Daniela Vieira suspeitava que Francisco amava Cíntia e, por isso, a hostilizava. As duas cunhadas eram como inimigas mortais. Em suma, no sonho da Senhora Pinto, Daniela Vieira era uma louca.
Ao acordar no dia seguinte, a Senhora Pinto se sentia exausta e indisposta.
Para piorar, batidas na porta a fizeram sentir uma dor de cabeça latejante. Irritada, ela foi abrir.
— Daniela Vieira, venha correr comigo... Mãe, o que faz aqui?
Francisco Pinto, vestido com roupas de esporte, ficou muito surpreso ao ver a mãe.
Ele havia chegado tarde da noite, quando todos os empregados já tinham ido embora. Não sabia que sua mãe estava ali, e muito menos no quarto de Daniela Vieira.
— Por que não poderia ser eu? Tão cedo e você bate na porta com tanta força. Não deixa ninguém dormir?

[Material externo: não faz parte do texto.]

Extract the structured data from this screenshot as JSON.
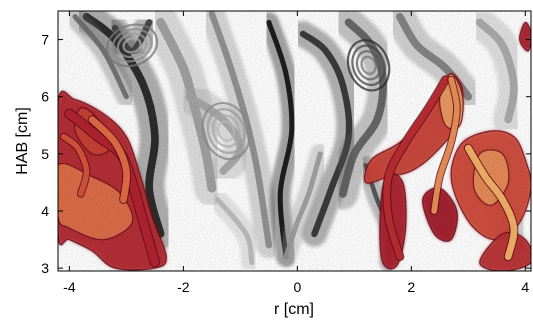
{
  "chart_data": {
    "type": "heatmap",
    "title": "",
    "xlabel": "r [cm]",
    "ylabel": "HAB [cm]",
    "xlim": [
      -4.2,
      4.1
    ],
    "ylim": [
      2.95,
      7.5
    ],
    "xticks": [
      -4,
      -2,
      0,
      2,
      4
    ],
    "yticks": [
      3,
      4,
      5,
      6,
      7
    ],
    "grid": false,
    "legend": "none",
    "layers": [
      {
        "name": "grayscale",
        "colormap": [
          "#ffffff",
          "#9a9a9a",
          "#000000"
        ]
      },
      {
        "name": "hot",
        "colormap": [
          "#5a0a14",
          "#b02030",
          "#e06040",
          "#f8d27a"
        ]
      }
    ],
    "gray_streaks": [
      {
        "pts": [
          [
            -3.7,
            7.4
          ],
          [
            -3.2,
            7.0
          ],
          [
            -2.7,
            6.2
          ],
          [
            -2.5,
            5.3
          ],
          [
            -2.6,
            4.4
          ],
          [
            -2.4,
            3.6
          ]
        ],
        "level": 0.9,
        "w": 0.3
      },
      {
        "pts": [
          [
            -3.2,
            7.2
          ],
          [
            -2.9,
            6.8
          ],
          [
            -2.6,
            7.3
          ]
        ],
        "level": 0.8,
        "w": 0.25
      },
      {
        "pts": [
          [
            -2.4,
            7.3
          ],
          [
            -2.0,
            6.5
          ],
          [
            -1.8,
            5.8
          ],
          [
            -1.6,
            5.0
          ],
          [
            -1.5,
            4.4
          ]
        ],
        "level": 0.5,
        "w": 0.35
      },
      {
        "pts": [
          [
            -1.5,
            7.45
          ],
          [
            -1.2,
            6.6
          ],
          [
            -0.9,
            5.6
          ],
          [
            -0.7,
            4.7
          ],
          [
            -0.5,
            3.4
          ]
        ],
        "level": 0.55,
        "w": 0.25
      },
      {
        "pts": [
          [
            -1.9,
            6.0
          ],
          [
            -1.3,
            5.6
          ],
          [
            -1.0,
            5.1
          ],
          [
            -1.3,
            4.7
          ]
        ],
        "level": 0.45,
        "w": 0.3
      },
      {
        "pts": [
          [
            -0.5,
            7.3
          ],
          [
            -0.2,
            6.4
          ],
          [
            -0.1,
            5.4
          ],
          [
            -0.3,
            4.3
          ],
          [
            -0.2,
            3.2
          ]
        ],
        "level": 0.95,
        "w": 0.2
      },
      {
        "pts": [
          [
            0.1,
            7.1
          ],
          [
            0.5,
            6.8
          ],
          [
            0.8,
            6.2
          ],
          [
            0.9,
            5.3
          ],
          [
            0.6,
            4.4
          ],
          [
            0.3,
            3.6
          ]
        ],
        "level": 0.85,
        "w": 0.25
      },
      {
        "pts": [
          [
            0.9,
            7.3
          ],
          [
            1.3,
            6.9
          ],
          [
            1.5,
            6.3
          ],
          [
            1.4,
            5.6
          ],
          [
            1.0,
            5.0
          ],
          [
            0.8,
            4.3
          ]
        ],
        "level": 0.7,
        "w": 0.3
      },
      {
        "pts": [
          [
            1.8,
            7.4
          ],
          [
            2.1,
            6.9
          ],
          [
            2.6,
            6.5
          ],
          [
            3.0,
            6.0
          ]
        ],
        "level": 0.6,
        "w": 0.3
      },
      {
        "pts": [
          [
            3.2,
            7.3
          ],
          [
            3.6,
            6.9
          ],
          [
            3.8,
            6.2
          ],
          [
            3.7,
            5.6
          ]
        ],
        "level": 0.45,
        "w": 0.3
      },
      {
        "pts": [
          [
            0.4,
            5.0
          ],
          [
            0.2,
            4.3
          ],
          [
            0.0,
            3.8
          ],
          [
            -0.2,
            3.2
          ]
        ],
        "level": 0.5,
        "w": 0.2
      },
      {
        "pts": [
          [
            1.2,
            4.8
          ],
          [
            1.4,
            4.2
          ],
          [
            1.6,
            3.7
          ],
          [
            1.6,
            3.1
          ]
        ],
        "level": 0.75,
        "w": 0.18
      },
      {
        "pts": [
          [
            3.3,
            4.6
          ],
          [
            3.6,
            4.0
          ],
          [
            3.9,
            3.4
          ]
        ],
        "level": 0.55,
        "w": 0.3
      },
      {
        "pts": [
          [
            -3.9,
            7.4
          ],
          [
            -3.4,
            6.8
          ],
          [
            -3.0,
            6.0
          ]
        ],
        "level": 0.65,
        "w": 0.2
      },
      {
        "pts": [
          [
            -1.4,
            4.2
          ],
          [
            -0.9,
            3.6
          ],
          [
            -0.8,
            3.1
          ]
        ],
        "level": 0.35,
        "w": 0.2
      }
    ],
    "gray_vortices": [
      {
        "cx": 1.25,
        "cy": 6.55,
        "rx": 0.35,
        "ry": 0.45,
        "level": 0.85
      },
      {
        "cx": -1.25,
        "cy": 5.4,
        "rx": 0.4,
        "ry": 0.5,
        "level": 0.55
      },
      {
        "cx": -2.9,
        "cy": 6.9,
        "rx": 0.45,
        "ry": 0.35,
        "level": 0.6
      }
    ],
    "hot_regions": [
      {
        "pts": [
          [
            -4.2,
            5.9
          ],
          [
            -3.9,
            5.95
          ],
          [
            -3.4,
            5.7
          ],
          [
            -3.0,
            5.3
          ],
          [
            -2.75,
            4.6
          ],
          [
            -2.55,
            3.9
          ],
          [
            -2.3,
            3.2
          ],
          [
            -2.5,
            3.0
          ],
          [
            -3.2,
            3.0
          ],
          [
            -3.6,
            3.3
          ],
          [
            -4.0,
            3.5
          ],
          [
            -4.2,
            3.6
          ]
        ],
        "level": 0.4
      },
      {
        "pts": [
          [
            -4.2,
            4.8
          ],
          [
            -3.6,
            4.6
          ],
          [
            -3.1,
            4.3
          ],
          [
            -2.9,
            3.8
          ],
          [
            -3.4,
            3.5
          ],
          [
            -4.0,
            3.7
          ],
          [
            -4.2,
            3.9
          ]
        ],
        "level": 0.75
      },
      {
        "pts": [
          [
            -3.8,
            5.8
          ],
          [
            -3.5,
            5.6
          ],
          [
            -3.3,
            5.1
          ],
          [
            -3.6,
            5.0
          ],
          [
            -3.9,
            5.4
          ]
        ],
        "level": 0.55
      },
      {
        "pts": [
          [
            1.3,
            4.9
          ],
          [
            1.8,
            5.2
          ],
          [
            2.3,
            5.7
          ],
          [
            2.5,
            6.1
          ],
          [
            2.7,
            6.4
          ],
          [
            2.9,
            6.1
          ],
          [
            2.8,
            5.5
          ],
          [
            2.4,
            5.0
          ],
          [
            2.0,
            4.7
          ],
          [
            1.6,
            4.6
          ],
          [
            1.2,
            4.5
          ]
        ],
        "level": 0.55
      },
      {
        "pts": [
          [
            2.5,
            6.0
          ],
          [
            2.7,
            6.4
          ],
          [
            2.9,
            6.0
          ],
          [
            2.85,
            5.5
          ],
          [
            2.6,
            5.5
          ]
        ],
        "level": 0.9
      },
      {
        "pts": [
          [
            2.9,
            5.2
          ],
          [
            3.4,
            5.4
          ],
          [
            3.8,
            5.3
          ],
          [
            4.0,
            4.9
          ],
          [
            4.1,
            4.4
          ],
          [
            3.9,
            3.8
          ],
          [
            3.5,
            3.5
          ],
          [
            3.1,
            3.7
          ],
          [
            2.8,
            4.2
          ],
          [
            2.7,
            4.7
          ]
        ],
        "level": 0.6
      },
      {
        "pts": [
          [
            3.2,
            5.0
          ],
          [
            3.6,
            5.0
          ],
          [
            3.7,
            4.5
          ],
          [
            3.4,
            4.1
          ],
          [
            3.1,
            4.4
          ]
        ],
        "level": 0.85
      },
      {
        "pts": [
          [
            3.6,
            3.6
          ],
          [
            4.0,
            3.5
          ],
          [
            4.1,
            3.1
          ],
          [
            3.6,
            2.95
          ],
          [
            3.2,
            3.1
          ]
        ],
        "level": 0.45
      },
      {
        "pts": [
          [
            1.55,
            4.6
          ],
          [
            1.85,
            4.5
          ],
          [
            1.9,
            3.7
          ],
          [
            1.75,
            3.05
          ],
          [
            1.5,
            3.1
          ],
          [
            1.45,
            3.8
          ]
        ],
        "level": 0.35
      },
      {
        "pts": [
          [
            2.2,
            4.2
          ],
          [
            2.5,
            4.4
          ],
          [
            2.8,
            4.0
          ],
          [
            2.7,
            3.5
          ],
          [
            2.4,
            3.6
          ]
        ],
        "level": 0.3
      },
      {
        "pts": [
          [
            4.0,
            7.3
          ],
          [
            4.1,
            7.1
          ],
          [
            4.05,
            6.8
          ],
          [
            3.9,
            7.0
          ]
        ],
        "level": 0.35
      }
    ],
    "hot_curves": [
      {
        "pts": [
          [
            -4.0,
            5.7
          ],
          [
            -3.8,
            5.55
          ],
          [
            -3.5,
            5.3
          ],
          [
            -3.1,
            5.0
          ],
          [
            -2.9,
            4.5
          ],
          [
            -2.7,
            3.8
          ],
          [
            -2.5,
            3.1
          ]
        ],
        "level": 0.35,
        "w": 0.15
      },
      {
        "pts": [
          [
            -3.6,
            5.6
          ],
          [
            -3.2,
            5.2
          ],
          [
            -3.0,
            4.7
          ],
          [
            -3.05,
            4.2
          ]
        ],
        "level": 0.7,
        "w": 0.12
      },
      {
        "pts": [
          [
            -4.1,
            5.3
          ],
          [
            -3.85,
            5.1
          ],
          [
            -3.7,
            4.7
          ],
          [
            -3.8,
            4.3
          ]
        ],
        "level": 0.6,
        "w": 0.1
      },
      {
        "pts": [
          [
            2.6,
            6.3
          ],
          [
            2.3,
            5.8
          ],
          [
            1.9,
            5.2
          ],
          [
            1.6,
            4.6
          ],
          [
            1.6,
            3.9
          ],
          [
            1.8,
            3.2
          ]
        ],
        "level": 0.4,
        "w": 0.12
      },
      {
        "pts": [
          [
            2.7,
            6.3
          ],
          [
            2.8,
            5.8
          ],
          [
            2.7,
            5.2
          ],
          [
            2.5,
            4.6
          ],
          [
            2.4,
            4.0
          ]
        ],
        "level": 0.8,
        "w": 0.1
      },
      {
        "pts": [
          [
            3.0,
            5.1
          ],
          [
            3.3,
            4.6
          ],
          [
            3.6,
            4.2
          ],
          [
            3.8,
            3.7
          ],
          [
            3.7,
            3.2
          ]
        ],
        "level": 0.9,
        "w": 0.12
      }
    ]
  }
}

Francisco Pinto pediu desculpas.
— Mãe, me desculpe. Eu não sabia que você estava no quarto da Daniela Vieira. Ela reclama que eu ronco quando durmo e insiste em dormir sozinha. Por isso, tenho que vir bater na porta todos os dias.
Sem ter combinado com Juliana, a desculpa que Francisco Pinto inventou foi exatamente a mesma que ela havia dado.
— Mãe, Daniela Vieira já se levantou? Nós corremos juntos todas as manhãs.
Senhora Pinto apontou para o quarto do lado oeste.
— Ela se mudou para outro quarto de hóspedes. Vá procurá-la você mesmo. Vou voltar a dormir um pouco. Não me perturbe se não for importante.
Francisco Pinto assentiu, deixando a mãe descansar.
Ele foi até o quarto do lado oeste e tirou Daniela Vieira dos braços de Morfeu.
Dez minutos depois, o casal desceu as escadas junto.
Juliana os viu no andar de baixo, hesitou em falar, mas acabou não dizendo nada.
Ao saírem de casa, foram para o jardim dos fundos. O jardim era grande, e correr duas voltas pela alameda arborizada era exercício suficiente.
Depois de uma volta, Francisco Pinto passou a caminhar, e não deixou que Daniela Vieira corresse mais.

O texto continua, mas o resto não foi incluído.